Septimus noted the ‘we’; the colonel regarded himself as part of Bonaparte’s forces.
“The word in London is that Bonaparte is dissatisfied with his existence on Elba. The spring may well see him back in Paris. If he returns, there will be war again. He will be defeated – he cannot win for lack of men. You know that Bonaparte fielded armies of Poles and Italians and various sorts of Germans, and almost every other nationality of the Continent in addition to his own French. Only the French will be available to him this time. There will be half a million of Russians and the same number of Austrians and another quarter of a million of British and Prussians, all on the march by mid-summer. Bonaparte may make some advances, but he must be beaten by such numbers – a year and he will be tasting his own guillotine. Our fear, to be frank, gentlemen, is not of France. Our enemy is less of a worry than our allies!”
Septimus said no more, having sowed the seeds of fear.
“Now then, gentlemen, you know my name. I have fought in India, France, Denmark, Spain and Portugal, and in America. Oh, in Ireland as well. You have each met one of my aides, my staff officers. I know, I must confess, nothing of you, gentlemen. Can you tell me who you are?”

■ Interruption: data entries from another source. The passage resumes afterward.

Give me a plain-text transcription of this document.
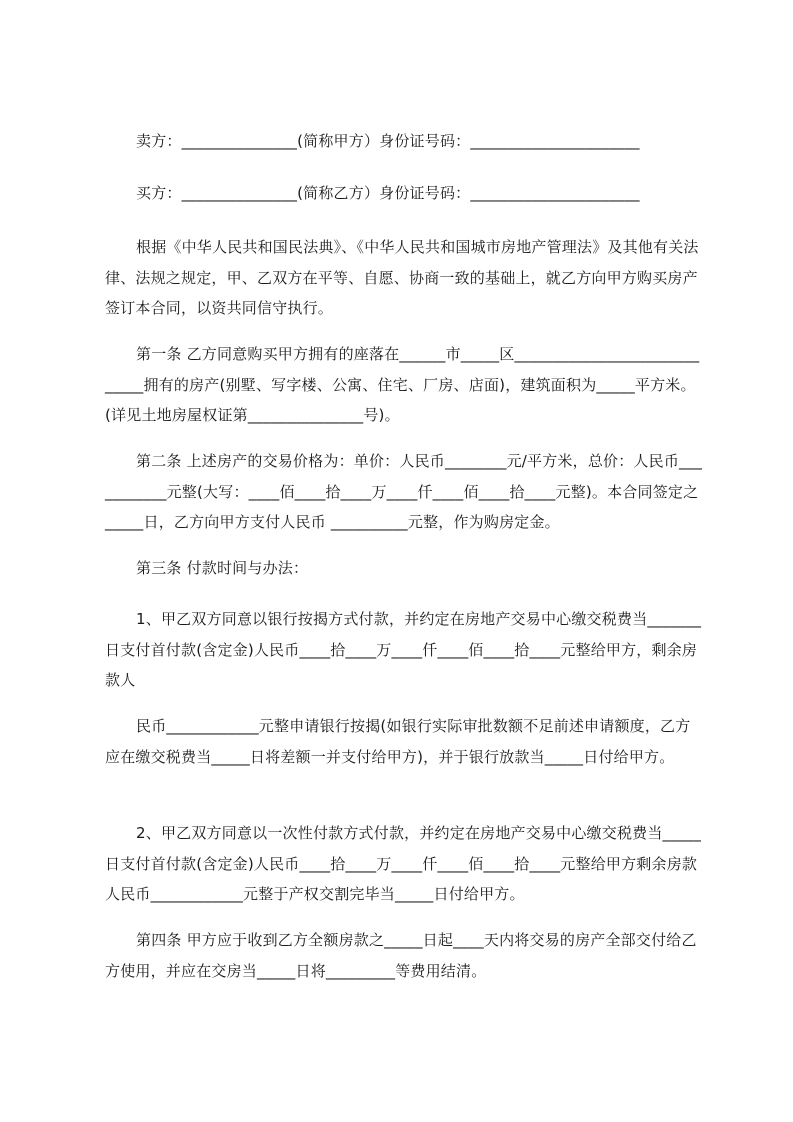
卖方：_______________(简称甲方）身份证号码：______________________

买方：_______________(简称乙方）身份证号码：______________________

根据《中华人民共和国民法典》、《中华人民共和国城市房地产管理法》及其他有关法律、法规之规定，甲、乙双方在平等、自愿、协商一致的基础上，就乙方向甲方购买房产签订本合同，以资共同信守执行。

第一条 乙方同意购买甲方拥有的座落在______市_____区_____________________________拥有的房产(别墅、写字楼、公寓、住宅、厂房、店面)，建筑面积为_____平方米。(详见土地房屋权证第_______________号)。

第二条 上述房产的交易价格为：单价：人民币________元/平方米，总价：人民币___________元整(大写：____佰____拾____万____仟____佰____拾____元整)。本合同签定之_____日，乙方向甲方支付人民币 __________元整，作为购房定金。

第三条 付款时间与办法：

1、甲乙双方同意以银行按揭方式付款，并约定在房地产交易中心缴交税费当_______日支付首付款(含定金)人民币____拾____万____仟____佰____拾____元整给甲方，剩余房款人

民币____________元整申请银行按揭(如银行实际审批数额不足前述申请额度，乙方应在缴交税费当_____日将差额一并支付给甲方)，并于银行放款当_____日付给甲方。

2、甲乙双方同意以一次性付款方式付款，并约定在房地产交易中心缴交税费当_____日支付首付款(含定金)人民币____拾____万____仟____佰____拾____元整给甲方剩余房款人民币____________元整于产权交割完毕当_____日付给甲方。

第四条 甲方应于收到乙方全额房款之_____日起____天内将交易的房产全部交付给乙方使用，并应在交房当_____日将_________等费用结清。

Captain Forsythe was sat back from the table at a little writing-desk, apparently recording the meeting. Septimus had instructed him to watch the Dutch-Belgians and try to decide who was senior of them, who exerted most influence, who they listened to.
The cavalry major stood, horse being senior to foot, in his opinion.
“Maartens, milord. Second Dragoon Regiment. Recruited from Flanders, milord, and in effect, of the local people. I too have fought widely, milord, from trooper in ‘94 to major today. I have reason to suppose that I am to be supplanted by a colonel, a lord born, probably from the old nobility who fled; the rumour is that he is a boy of twenty whose sole experience is as a member of the Prince of Orange’s staff. Little more than the Prince’s whoring companion, milord.”